Deficiencies in Staff Evaluation, Policy Accessibility, and Pest Control
Penalty
Summary
Facility administration failed to establish and ensure systems for evaluating staff performance and providing required education based on performance reviews and facility assessment. Review of an employee file for a GNA revealed only one annual performance evaluation over seven years of employment, and insufficient annual training on cognitive impairment and mental illness. Interviews with the DON and HR Director confirmed that annual performance evaluations were not conducted for nursing staff, and there was no formal process for ongoing competency verification or structured training needs assessment. Staff interviews indicated that policies and procedures were not readily available or accessible to all staff. Multiple staff members believed that policy binders were located in the nurse's station, but upon inspection, only a wound care policy binder was found.

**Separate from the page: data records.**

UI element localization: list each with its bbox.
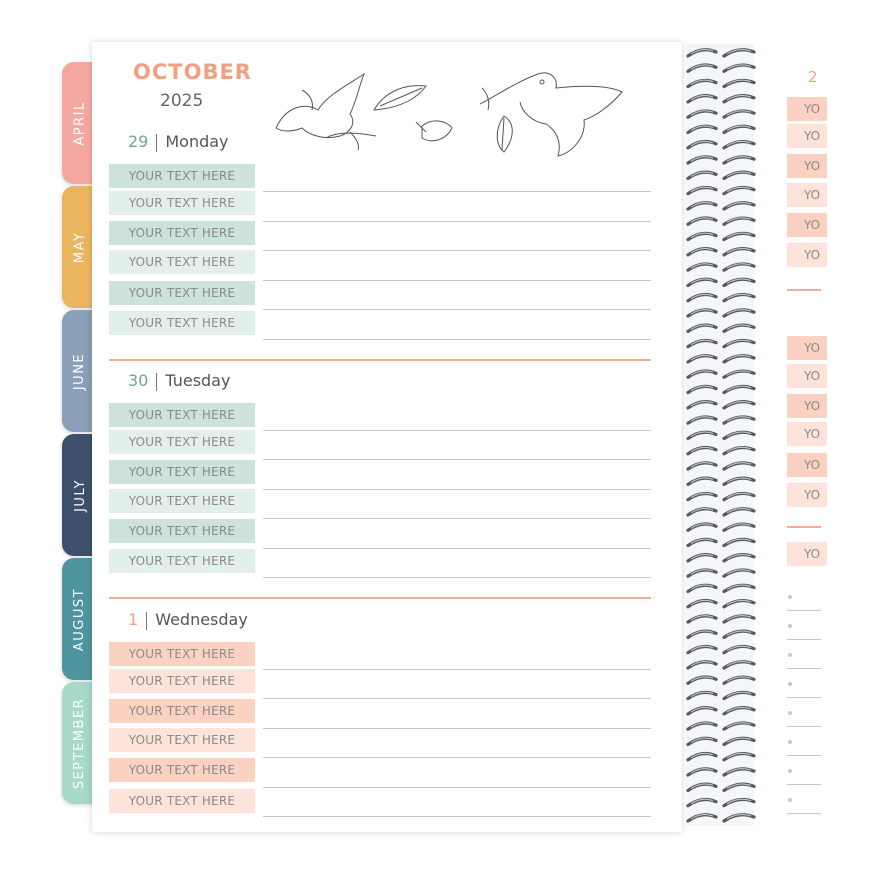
tab-label: JUNE — [72, 352, 88, 390]
text-label[interactable]: YOUR TEXT HERE — [109, 250, 255, 274]
writing-line[interactable] — [787, 755, 821, 756]
year-title: 2025 — [160, 91, 204, 111]
writing-line[interactable] — [263, 787, 651, 788]
writing-line[interactable] — [263, 577, 651, 578]
text-label[interactable]: YOUR TEXT HERE — [109, 728, 255, 752]
tab-label: JULY — [72, 478, 88, 512]
day-name: Tuesday — [165, 371, 231, 390]
bullet-dot — [788, 711, 792, 715]
text-label[interactable]: YOUR TEXT HERE — [109, 281, 255, 305]
text-label[interactable]: YOUR TEXT HERE — [109, 489, 255, 513]
writing-line[interactable] — [263, 280, 651, 281]
text-label[interactable]: YO — [787, 124, 827, 148]
text-label[interactable]: YOUR TEXT HERE — [109, 311, 255, 335]
text-label[interactable]: YOUR TEXT HERE — [109, 430, 255, 454]
writing-line[interactable] — [263, 518, 651, 519]
writing-line[interactable] — [787, 668, 821, 669]
text-label[interactable]: YO — [787, 422, 827, 446]
text-label[interactable]: YOUR TEXT HERE — [109, 164, 255, 188]
tab-label: AUGUST — [72, 587, 88, 651]
writing-line[interactable] — [263, 816, 651, 817]
text-label[interactable]: YO — [787, 483, 827, 507]
tab-label: APRIL — [72, 100, 88, 146]
writing-line[interactable] — [263, 757, 651, 758]
text-label[interactable]: YO — [787, 394, 827, 418]
day-divider — [109, 359, 651, 361]
day-name: Wednesday — [155, 610, 248, 629]
text-label[interactable]: YOUR TEXT HERE — [109, 460, 255, 484]
writing-line[interactable] — [787, 610, 821, 611]
text-label[interactable]: YOUR TEXT HERE — [109, 669, 255, 693]
bullet-dot — [788, 653, 792, 657]
writing-line[interactable] — [263, 489, 651, 490]
writing-line[interactable] — [787, 697, 821, 698]
writing-line[interactable] — [787, 813, 821, 814]
day-header-monday: 29 Monday — [128, 132, 229, 152]
day-header-wednesday: 1 Wednesday — [128, 610, 248, 630]
bullet-dot — [788, 740, 792, 744]
text-label[interactable]: YOUR TEXT HERE — [109, 549, 255, 573]
bullet-dot — [788, 798, 792, 802]
text-label[interactable]: YO — [787, 243, 827, 267]
text-label[interactable]: YOUR TEXT HERE — [109, 519, 255, 543]
text-label[interactable]: YO — [787, 336, 827, 360]
text-label[interactable]: YO — [787, 542, 827, 566]
writing-line[interactable] — [263, 339, 651, 340]
writing-line[interactable] — [263, 309, 651, 310]
month-title: OCTOBER — [133, 60, 252, 84]
text-label[interactable]: YO — [787, 453, 827, 477]
writing-line[interactable] — [787, 784, 821, 785]
text-label[interactable]: YO — [787, 364, 827, 388]
day-divider — [109, 597, 651, 599]
writing-line[interactable] — [263, 548, 651, 549]
spiral-binding — [686, 44, 756, 826]
writing-line[interactable] — [263, 728, 651, 729]
day-number: 29 — [128, 132, 149, 151]
day-header-tuesday: 30 Tuesday — [128, 371, 230, 391]
day-divider — [787, 289, 821, 291]
day-number: 30 — [128, 371, 149, 390]
tab-label: SEPTEMBER — [72, 697, 88, 789]
tab-label: MAY — [72, 231, 88, 263]
writing-line[interactable] — [263, 191, 651, 192]
writing-line[interactable] — [263, 430, 651, 431]
text-label[interactable]: YO — [787, 97, 827, 121]
text-label[interactable]: YOUR TEXT HERE — [109, 642, 255, 666]
text-label[interactable]: YOUR TEXT HERE — [109, 221, 255, 245]
writing-line[interactable] — [787, 639, 821, 640]
text-label[interactable]: YO — [787, 183, 827, 207]
day-number: 1 — [128, 610, 139, 629]
bullet-dot — [788, 769, 792, 773]
text-label[interactable]: YOUR TEXT HERE — [109, 403, 255, 427]
next-page-day-number: 2 — [808, 68, 818, 86]
writing-line[interactable] — [263, 698, 651, 699]
birds-illustration — [275, 72, 623, 157]
day-divider — [787, 526, 821, 528]
text-label[interactable]: YOUR TEXT HERE — [109, 699, 255, 723]
bullet-dot — [788, 624, 792, 628]
text-label[interactable]: YOUR TEXT HERE — [109, 191, 255, 215]
bullet-dot — [788, 595, 792, 599]
text-label[interactable]: YO — [787, 154, 827, 178]
writing-line[interactable] — [263, 250, 651, 251]
writing-line[interactable] — [263, 669, 651, 670]
day-name: Monday — [165, 132, 229, 151]
text-label[interactable]: YOUR TEXT HERE — [109, 758, 255, 782]
writing-line[interactable] — [263, 459, 651, 460]
bullet-dot — [788, 682, 792, 686]
text-label[interactable]: YO — [787, 213, 827, 237]
writing-line[interactable] — [263, 221, 651, 222]
writing-line[interactable] — [787, 726, 821, 727]
text-label[interactable]: YOUR TEXT HERE — [109, 789, 255, 813]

Other staff referenced policies being kept in various locations or with department heads, but the DON confirmed that direct care staff did not have access to policies and procedures on the units, and only one nursing manual was available in the facility. The facility also lacked an effective pest control program. Complaints and observations revealed ongoing issues with mice and cockroaches, unsanitary kitchen conditions, and structural deficiencies such as gaps and holes allowing pest entry. Pest control company recommendations for maintaining sanitation and building repairs were not implemented, and documentation showed only monthly pest control visits despite claims of increased frequency. Maintenance staff were not receiving pest control reports, and structural recommendations were not followed up, contributing to persistent pest issues.